Was in Ps 22 aber zu einem Lobgesang führt, bleibt im Klagepsalm bei Jesaja gebrochen, trotz des zunehmend flehenden und beinahe beschwörenden Tons Gott gegenüber. Die Erinnerung an die Anfänge eröffnet die Wege aus der Gottverlassenheit nicht automatisch. In Jes 63,16a ist die Verbindung zu den Anfängen denn auch explizit unterbrochen: «Du bist doch unser Vater, denn Abraham weiss nichts von uns, Israel will uns nicht kennen.» Die Stammväter des Volkes haben in der Wahrnehmung ihrer Nachkommen die Beziehung und damit die Generationenkette der Überlieferung abgebrochen. Die Väter haben ihre Kinder und Kindeskinder verlassen. Beinahe trotzig reagieren die Alleingelassenen und rufen stattdessen Gott zu ihrem Vater aus. Aber auch die Verbindung zum neuen himmlischen Vater ist nicht einfach – wie der mitunter beinah sarkastische Ton verrät (vgl. 63,15)1.

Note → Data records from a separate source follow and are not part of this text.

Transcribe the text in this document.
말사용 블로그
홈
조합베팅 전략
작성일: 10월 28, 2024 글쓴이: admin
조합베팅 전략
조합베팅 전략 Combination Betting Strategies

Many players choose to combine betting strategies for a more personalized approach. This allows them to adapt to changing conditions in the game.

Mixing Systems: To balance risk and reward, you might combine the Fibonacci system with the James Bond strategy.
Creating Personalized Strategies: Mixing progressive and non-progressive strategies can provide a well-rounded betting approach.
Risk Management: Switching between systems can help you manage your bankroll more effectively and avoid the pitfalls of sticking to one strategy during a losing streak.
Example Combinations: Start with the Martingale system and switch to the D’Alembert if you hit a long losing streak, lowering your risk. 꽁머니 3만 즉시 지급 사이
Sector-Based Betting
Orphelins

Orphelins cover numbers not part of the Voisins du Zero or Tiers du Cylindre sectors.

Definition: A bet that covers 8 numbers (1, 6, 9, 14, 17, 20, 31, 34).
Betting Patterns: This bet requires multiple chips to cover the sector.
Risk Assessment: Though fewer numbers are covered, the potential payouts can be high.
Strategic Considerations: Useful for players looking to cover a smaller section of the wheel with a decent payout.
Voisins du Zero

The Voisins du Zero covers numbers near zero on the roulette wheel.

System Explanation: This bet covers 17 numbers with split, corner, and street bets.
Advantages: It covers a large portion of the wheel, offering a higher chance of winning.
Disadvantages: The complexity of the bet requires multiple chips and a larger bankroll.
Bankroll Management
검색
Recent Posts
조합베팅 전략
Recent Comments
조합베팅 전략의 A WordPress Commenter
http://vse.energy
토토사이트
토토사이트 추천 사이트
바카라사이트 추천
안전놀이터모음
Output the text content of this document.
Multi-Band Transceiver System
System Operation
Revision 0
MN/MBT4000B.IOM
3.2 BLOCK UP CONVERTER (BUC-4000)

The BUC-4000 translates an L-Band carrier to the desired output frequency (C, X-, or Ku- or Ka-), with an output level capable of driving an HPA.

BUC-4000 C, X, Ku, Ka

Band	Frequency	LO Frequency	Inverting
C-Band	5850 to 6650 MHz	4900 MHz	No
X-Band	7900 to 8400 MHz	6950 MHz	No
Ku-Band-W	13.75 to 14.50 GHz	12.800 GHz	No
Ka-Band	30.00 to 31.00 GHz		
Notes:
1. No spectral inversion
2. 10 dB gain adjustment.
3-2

Sich von den Stammvätern verlassen zu fühlen, drückt im jüdischen Kontext eine besonders traumatische Erfahrung aus. Im Achtzehngebet, dem Mittelpunkt jedes Gottesdienstes, heisst es ja gerade: «Der du die Frömmigkeit der Väter erinnerst und einen Erlöser bringst ihren Kindeskindern.» Jüdische Menschen hofften in Not und Verfolgung immer wieder auf Gottes Eingreifen «um der Verdienste der Väter willen» und rangen um die Verbindung zu den Vorfahren. Wie der 16-jährige Mosche Flinker, der in seinem Tagebuch vom 22. Januar 1943 im besetzten Brüssel einen Satz schreibt, der der Jesajaklage sehr nahe kommt: «Ich wusste nicht, in wessen Namen ich noch beten sollte. Wie kann das Achtzehngebet dazu Gelegenheit bieten – ‹In Erinnerung an unsere Vorväter und deren Verdienste›? Unsere Vorväter sind zu weit von uns entfernt.»2 Sich von Vätern verlassen zu fühlen, ist eine traumatische Erfahrung. Warum aber ist in Jes 63,16a nur die Rede von Abraham und Israel/Jakob. Aus der traditionellen Formel der Stammväter fehlt auffallenderweise Isaak. Fehlt er, weil er selbst mit seinem Vater eine traumatische Erfahrung machen musste, als Abraham ihn auf Weisung Gottes auf einen Opferaltar band? Musste sich Isaak in dieser Situation nicht auch von seinem Vater und von Gott verlassen fühlen? Sören Kierkegaard hat sich mit dieser verstörenden Geschichte auseinandergesetzt und Varianten entworfen. In einer davon wandelt sich Abrahams Gesicht zur Wildheit, er wirft Isaak zu Boden und ruft: «Dummer Junge, glaubst du, ich sei dein Vater? Ich bin ein Götzenverehrer. Glaubst du, es ist Gottes Befehl? Nein! Es ist meine Lust.» In seiner Todesnot und seinem Entsetzen ruft Isaak den Gott Abrahams an – wie in Jes 63: «Habe ich keinen Vater auf Erden, so sei du mein Vater!» Daraufhin spricht Abraham leise bei sich selbst: «Herr im Himmel, ich danke dir; es ist doch besser, dass er glaubt, ich sei ein Unmensch, als dass er den Glauben an dich verlöre.» Abraham opfert sich selbst, seine Vaterschaft, damit Isaak mit Gott verbunden bleiben kann. 3 Auch wenn dieser Midrasch zu Gen 22 anregt, auch Jes 63 neu zu lesen, so lässt er mich doch verstört und erlösungsbedürftig zurück und ich verstehe, warum der Prophet Maleachi sein Buch mit der endzeitlichen Verheissung beendet, dass der Prophet Elija «das Herz der Väter wieder den Söhnen und das Herz der Söhne ihren Vätern zuwenden wird» (Mal 3,24). Von der Beziehung zwischen Vätern und Kindern hängt Heil oder Untergang des Landes ab.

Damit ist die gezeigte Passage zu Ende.